WASHINGTON (Reuters) - A leading U.S. think tank headed by former Republican Senator Jim DeMint drew fire from fellow conservatives Monday for concluding that the citizenship proposals in a sweeping immigration reform bill would cost taxpayers trillions.
The clash underscored divisions within the Republican Party over bipartisan immigration legislation in the Senate backed by Democratic President Barack Obama.
The Heritage Foundation, in a report, warned that a proposed pathway toward U.S. citizenship for 11 million undocumented immigrants would cost $6.3 trillion over the next 50 years.
During their lifetimes, these immigrants-turned-citizens would take far more in federal services and benefits than they end up paying in taxes, the foundation said.
Conservative critics countered that the Heritage Foundation failed to consider the economic advantages of immigration reform, such as improvements in obtaining needed high- and low-skilled workers, while focusing solely on the costs.
“This study is designed to try to scare conservative Republicans into believing that the cost will be so giant that you can’t possibly vote for it,” former Republican Party Chairman Haley Barbour said in a conference call with reporters.
Derrick Morgan, a Heritage vice president, responded in a conference call of his own, saying, “We are a research institution here. We can’t necessarily speak to the motivations of other people.”
“But we very much want the fiscal costs to be part of the debate because it protects the American taxpayer,” Morgan said.
While supporters of an “earned pathway toward citizenship” argue it would help create order, foes charge it would amount to unwarranted “amnesty” drawing more undocumented immigrants.
DeMint, a favorite of the conservative Tea Party movement, served in the Senate from South Carolina for eight years before stepping down in January to head the Heritage Foundation.
DeMint said the U.S. immigration system is “broken,” and that “amnesty will only make the problem worse.”
Heritage has assumed a leading role in opposing the Senate bill and its study is expected to be the first of many on it.
Coming three days before the Senate Judiciary Committee is scheduled to begin debating the immigration measure, the Heritage Foundation study estimated that legalizing the 11 million would put a severe strain on government programs, from healthcare to education.
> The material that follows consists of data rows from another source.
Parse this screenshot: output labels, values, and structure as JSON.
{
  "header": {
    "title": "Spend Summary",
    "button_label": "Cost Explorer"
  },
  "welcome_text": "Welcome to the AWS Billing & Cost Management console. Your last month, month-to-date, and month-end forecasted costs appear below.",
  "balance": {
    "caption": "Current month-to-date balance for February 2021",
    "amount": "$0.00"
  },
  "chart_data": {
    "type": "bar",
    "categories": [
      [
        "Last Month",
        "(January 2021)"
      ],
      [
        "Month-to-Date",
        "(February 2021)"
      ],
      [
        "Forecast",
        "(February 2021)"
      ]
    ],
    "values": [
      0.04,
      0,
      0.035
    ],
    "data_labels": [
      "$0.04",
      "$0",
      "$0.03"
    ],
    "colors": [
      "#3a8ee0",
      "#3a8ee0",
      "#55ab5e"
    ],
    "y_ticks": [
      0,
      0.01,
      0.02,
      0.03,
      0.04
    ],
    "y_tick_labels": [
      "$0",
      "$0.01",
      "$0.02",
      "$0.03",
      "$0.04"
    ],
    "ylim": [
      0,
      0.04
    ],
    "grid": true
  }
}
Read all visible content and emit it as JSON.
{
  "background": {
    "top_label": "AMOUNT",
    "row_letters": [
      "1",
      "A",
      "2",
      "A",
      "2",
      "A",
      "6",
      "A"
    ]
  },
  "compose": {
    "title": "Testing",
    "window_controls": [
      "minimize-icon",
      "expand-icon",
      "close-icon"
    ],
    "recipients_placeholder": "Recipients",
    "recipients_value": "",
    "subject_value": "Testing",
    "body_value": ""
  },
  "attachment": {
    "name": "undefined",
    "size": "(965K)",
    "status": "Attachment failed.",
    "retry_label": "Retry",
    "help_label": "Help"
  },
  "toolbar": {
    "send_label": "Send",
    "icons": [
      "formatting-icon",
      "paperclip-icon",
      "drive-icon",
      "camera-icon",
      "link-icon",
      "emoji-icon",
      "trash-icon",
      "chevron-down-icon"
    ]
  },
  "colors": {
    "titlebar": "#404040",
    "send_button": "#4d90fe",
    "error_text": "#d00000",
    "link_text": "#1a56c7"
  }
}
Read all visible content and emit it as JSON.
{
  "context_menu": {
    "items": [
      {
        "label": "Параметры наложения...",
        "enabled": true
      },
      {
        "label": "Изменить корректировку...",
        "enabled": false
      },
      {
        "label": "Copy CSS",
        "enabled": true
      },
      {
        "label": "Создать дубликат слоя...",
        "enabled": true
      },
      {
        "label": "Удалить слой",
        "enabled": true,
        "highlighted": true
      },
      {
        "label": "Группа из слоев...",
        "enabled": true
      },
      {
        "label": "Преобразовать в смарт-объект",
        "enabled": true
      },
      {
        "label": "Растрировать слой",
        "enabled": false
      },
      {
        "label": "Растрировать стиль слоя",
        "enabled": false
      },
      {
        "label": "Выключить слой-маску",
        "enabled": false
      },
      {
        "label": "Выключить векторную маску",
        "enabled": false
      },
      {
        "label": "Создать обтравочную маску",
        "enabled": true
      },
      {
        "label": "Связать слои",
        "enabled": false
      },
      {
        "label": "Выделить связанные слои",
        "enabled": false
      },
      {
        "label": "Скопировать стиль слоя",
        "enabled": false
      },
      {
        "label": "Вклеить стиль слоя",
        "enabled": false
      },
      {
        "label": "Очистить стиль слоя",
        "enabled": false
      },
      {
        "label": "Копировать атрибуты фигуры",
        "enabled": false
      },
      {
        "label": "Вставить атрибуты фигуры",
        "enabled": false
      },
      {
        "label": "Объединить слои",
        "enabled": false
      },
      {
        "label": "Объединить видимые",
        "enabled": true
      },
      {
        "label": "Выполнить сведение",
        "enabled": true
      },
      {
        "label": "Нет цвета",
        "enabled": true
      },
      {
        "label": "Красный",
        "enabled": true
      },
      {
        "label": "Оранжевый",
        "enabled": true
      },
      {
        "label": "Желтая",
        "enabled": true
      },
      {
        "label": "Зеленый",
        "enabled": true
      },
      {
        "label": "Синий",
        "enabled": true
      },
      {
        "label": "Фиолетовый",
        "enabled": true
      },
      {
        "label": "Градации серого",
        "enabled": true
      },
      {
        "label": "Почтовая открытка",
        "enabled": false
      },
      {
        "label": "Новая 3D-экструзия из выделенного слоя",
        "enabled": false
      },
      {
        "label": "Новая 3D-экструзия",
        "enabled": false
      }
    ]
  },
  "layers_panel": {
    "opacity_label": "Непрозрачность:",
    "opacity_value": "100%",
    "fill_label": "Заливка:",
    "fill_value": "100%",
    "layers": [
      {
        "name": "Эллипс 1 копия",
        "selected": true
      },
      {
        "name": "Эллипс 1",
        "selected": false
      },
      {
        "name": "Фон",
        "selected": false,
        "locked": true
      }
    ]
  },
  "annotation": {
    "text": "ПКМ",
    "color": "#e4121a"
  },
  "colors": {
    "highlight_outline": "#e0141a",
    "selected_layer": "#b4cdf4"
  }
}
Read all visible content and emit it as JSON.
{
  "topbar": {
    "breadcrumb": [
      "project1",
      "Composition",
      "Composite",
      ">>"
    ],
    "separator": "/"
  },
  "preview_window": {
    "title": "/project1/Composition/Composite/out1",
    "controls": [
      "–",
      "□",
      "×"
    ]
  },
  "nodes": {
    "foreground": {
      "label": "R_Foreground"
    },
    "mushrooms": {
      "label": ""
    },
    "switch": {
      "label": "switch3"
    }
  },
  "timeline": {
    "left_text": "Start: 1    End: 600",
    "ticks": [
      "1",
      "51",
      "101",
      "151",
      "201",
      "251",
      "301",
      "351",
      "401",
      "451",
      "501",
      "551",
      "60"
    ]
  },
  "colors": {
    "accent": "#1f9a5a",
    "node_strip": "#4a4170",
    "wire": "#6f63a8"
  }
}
The Heritage Foundation report was blasted by other conservatives even before it was issued.
Cato Institute, in a website posting over the weekend, said that the Heritage Foundation study was an update of a “fatally flawed” analysis it issued in 2007.
Grover Norquist, a leading anti-tax activist influential in Republican circles, has joined in supporting the Senate’s bipartisan immigration bill, testifying in favor of it last month before the Judiciary panel.
Norquist has argued that the measure will boost economic growth, as has Douglas Holtz-Eakin, a former aide to Republican President George W. Bush. Holtz-Eakin and Norquist both criticized the Heritage Foundation study.
In a memo to fellow Republicans in Congress, Norquist wrote that the study “does not speak for the conservative movement.”
Following the 2012 elections in which 71 percent of Hispanic-American voters supported Obama, many Republicans began re-examining their opposition to immigration reforms.